KAIT Plaza par Junya Ishigami

Quel espace magnifique ! C’est la première impression qui m’est venu à l’esprit en entrant à l’intérieur de cette place couverte appelée KAIT Plaza et conçue par Junya Ishigami. Elle est située dans l’enceinte de l’université Kanagawa Institute of Technology (KAIT) et on ne peut donc la visiter qu’en faisant une réservation préalable pour une journée et une plage horaire données. Les jours d’ouverture au public et les places sont en fait assez limités et j’ai eu du mal à trouver une journée avec des places encore disponibles. L’occasion s’est présentée un jour de semaine ce qui m’a obligé à prendre une journée de congé.

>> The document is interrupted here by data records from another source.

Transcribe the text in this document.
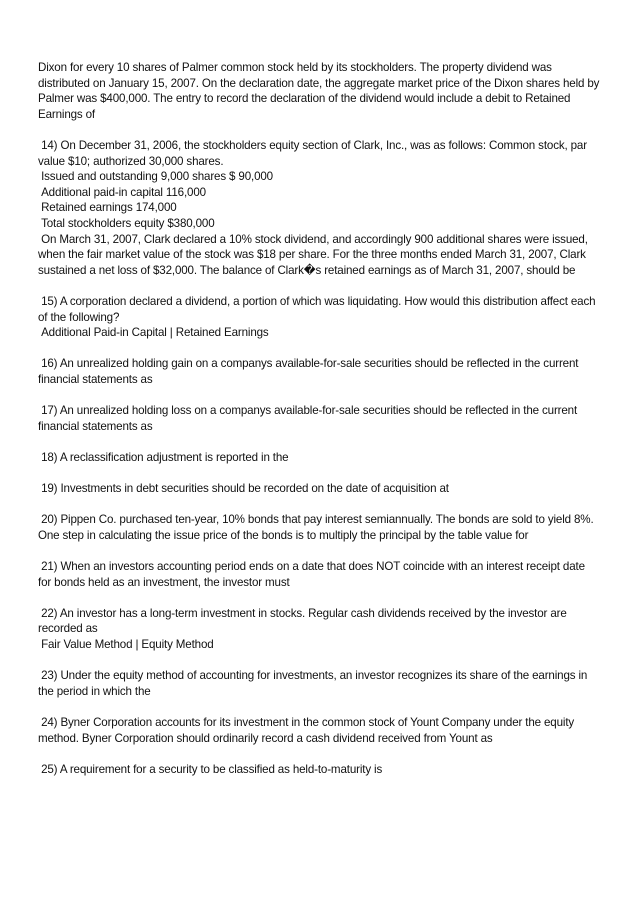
Dixon for every 10 shares of Palmer common stock held by its stockholders. The property dividend was distributed on January 15, 2007. On the declaration date, the aggregate market price of the Dixon shares held by Palmer was $400,000. The entry to record the declaration of the dividend would include a debit to Retained Earnings of
14) On December 31, 2006, the stockholders equity section of Clark, Inc., was as follows: Common stock, par value $10; authorized 30,000 shares.
Issued and outstanding 9,000 shares $ 90,000
Additional paid-in capital 116,000
Retained earnings 174,000
Total stockholders equity $380,000
On March 31, 2007, Clark declared a 10% stock dividend, and accordingly 900 additional shares were issued, when the fair market value of the stock was $18 per share. For the three months ended March 31, 2007, Clark sustained a net loss of $32,000. The balance of Clark�s retained earnings as of March 31, 2007, should be
15) A corporation declared a dividend, a portion of which was liquidating. How would this distribution affect each of the following?
Additional Paid-in Capital | Retained Earnings
16) An unrealized holding gain on a companys available-for-sale securities should be reflected in the current financial statements as
17) An unrealized holding loss on a companys available-for-sale securities should be reflected in the current financial statements as
18) A reclassification adjustment is reported in the
19) Investments in debt securities should be recorded on the date of acquisition at
20) Pippen Co. purchased ten-year, 10% bonds that pay interest semiannually. The bonds are sold to yield 8%. One step in calculating the issue price of the bonds is to multiply the principal by the table value for
21) When an investors accounting period ends on a date that does NOT coincide with an interest receipt date for bonds held as an investment, the investor must
22) An investor has a long-term investment in stocks. Regular cash dividends received by the investor are recorded as
Fair Value Method | Equity Method
23) Under the equity method of accounting for investments, an investor recognizes its share of the earnings in the period in which the
24) Byner Corporation accounts for its investment in the common stock of Yount Company under the equity method. Byner Corporation should ordinarily record a cash dividend received from Yount as
25) A requirement for a security to be classified as held-to-maturity is
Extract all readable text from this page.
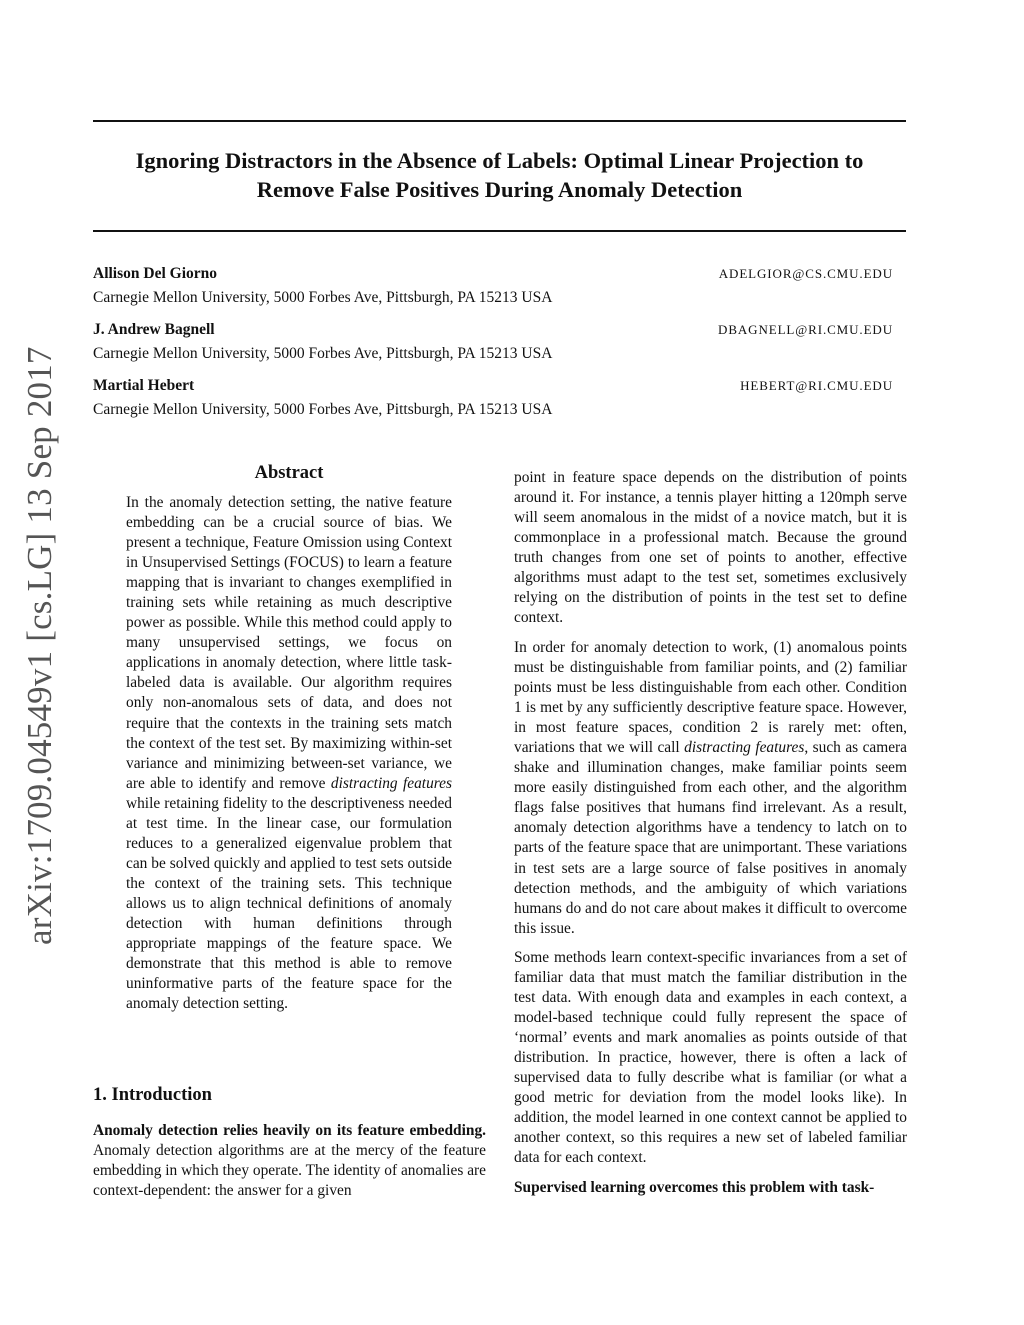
Ignoring Distractors in the Absence of Labels: Optimal Linear Projection to
Remove False Positives During Anomaly Detection
Allison Del Giorno	ADELGIOR@CS.CMU.EDU
Carnegie Mellon University, 5000 Forbes Ave, Pittsburgh, PA 15213 USA
J. Andrew Bagnell	DBAGNELL@RI.CMU.EDU
Carnegie Mellon University, 5000 Forbes Ave, Pittsburgh, PA 15213 USA
Martial Hebert	HEBERT@RI.CMU.EDU
Carnegie Mellon University, 5000 Forbes Ave, Pittsburgh, PA 15213 USA
arXiv:1709.04549v1 [cs.LG] 13 Sep 2017	Abstract

In the anomaly detection setting, the native feature embedding can be a crucial source of bias. We present a technique, Feature Omission using Context in Unsupervised Settings (FOCUS) to learn a feature mapping that is invariant to changes exemplified in training sets while retaining as much descriptive power as possible. While this method could apply to many unsupervised settings, we focus on applications in anomaly detection, where little task-labeled data is available. Our algorithm requires only non-anomalous sets of data, and does not require that the contexts in the training sets match the context of the test set. By maximizing within-set variance and minimizing between-set variance, we are able to identify and remove distracting features while retaining fidelity to the descriptiveness needed at test time. In the linear case, our formulation reduces to a generalized eigenvalue problem that can be solved quickly and applied to test sets outside the context of the training sets. This technique allows us to align technical definitions of anomaly detection with human definitions through appropriate mappings of the feature space. We demonstrate that this method is able to remove uninformative parts of the feature space for the anomaly detection setting.

1. Introduction

Anomaly detection relies heavily on its feature embedding. Anomaly detection algorithms are at the mercy of the feature embedding in which they operate. The identity of anomalies are context-dependent: the answer for a given

point in feature space depends on the distribution of points around it. For instance, a tennis player hitting a 120mph serve will seem anomalous in the midst of a novice match, but it is commonplace in a professional match. Because the ground truth changes from one set of points to another, effective algorithms must adapt to the test set, sometimes exclusively relying on the distribution of points in the test set to define context.

In order for anomaly detection to work, (1) anomalous points must be distinguishable from familiar points, and (2) familiar points must be less distinguishable from each other. Condition 1 is met by any sufficiently descriptive feature space. However, in most feature spaces, condition 2 is rarely met: often, variations that we will call distracting features, such as camera shake and illumination changes, make familiar points seem more easily distinguished from each other, and the algorithm flags false positives that humans find irrelevant. As a result, anomaly detection algorithms have a tendency to latch on to parts of the feature space that are unimportant. These variations in test sets are a large source of false positives in anomaly detection methods, and the ambiguity of which variations humans do and do not care about makes it difficult to overcome this issue.

Some methods learn context-specific invariances from a set of familiar data that must match the familiar distribution in the test data. With enough data and examples in each context, a model-based technique could fully represent the space of ‘normal’ events and mark anomalies as points outside of that distribution. In practice, however, there is often a lack of supervised data to fully describe what is familiar (or what a good metric for deviation from the model looks like). In addition, the model learned in one context cannot be applied to another context, so this requires a new set of labeled familiar data for each context.

Supervised learning overcomes this problem with task-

L’université est située dans la banlieue d’Atsugi, à 60kms du centre de Tokyo dans la préfecture de Kanagawa. Son accès n’est pas particulièrement compliqué mais il faut compter presque deux heures de transport pour s’y rendre. J’ai préféré le train à la voiture cette fois-ci. La ligne Odakyu m’amène de Shinjuku jusqu’à Hon-Atsugi. De là, il faut prendre un bus pendant une vingtaine de minutes jusqu’au campus de l’université. À noter qu’il y a deux campus et il faut donc éviter l’erreur grossière de se rendre au mauvais endroit. Ma visite était planifiée à 14h et j’arrive en avance. Les minutes sont longues avant de pouvoir entrer car il n’y a pas grand chose à voir dans cette banlieue quelconque principalement résidentielle. De l’extérieur, l’université ne laisse pas penser qu’on puisse y trouver une architecture aussi remarquable. La visite programmée donne en fait accès à deux bâtiments conçus par Shinya Ishigami. Le KAIT Workshop, que je montrerais dans un prochain billet, et le KAIT Plaza dont je montre quelques photographies ci-dessus. Les deux bâtiments sont placés l’un à côté de l’autre.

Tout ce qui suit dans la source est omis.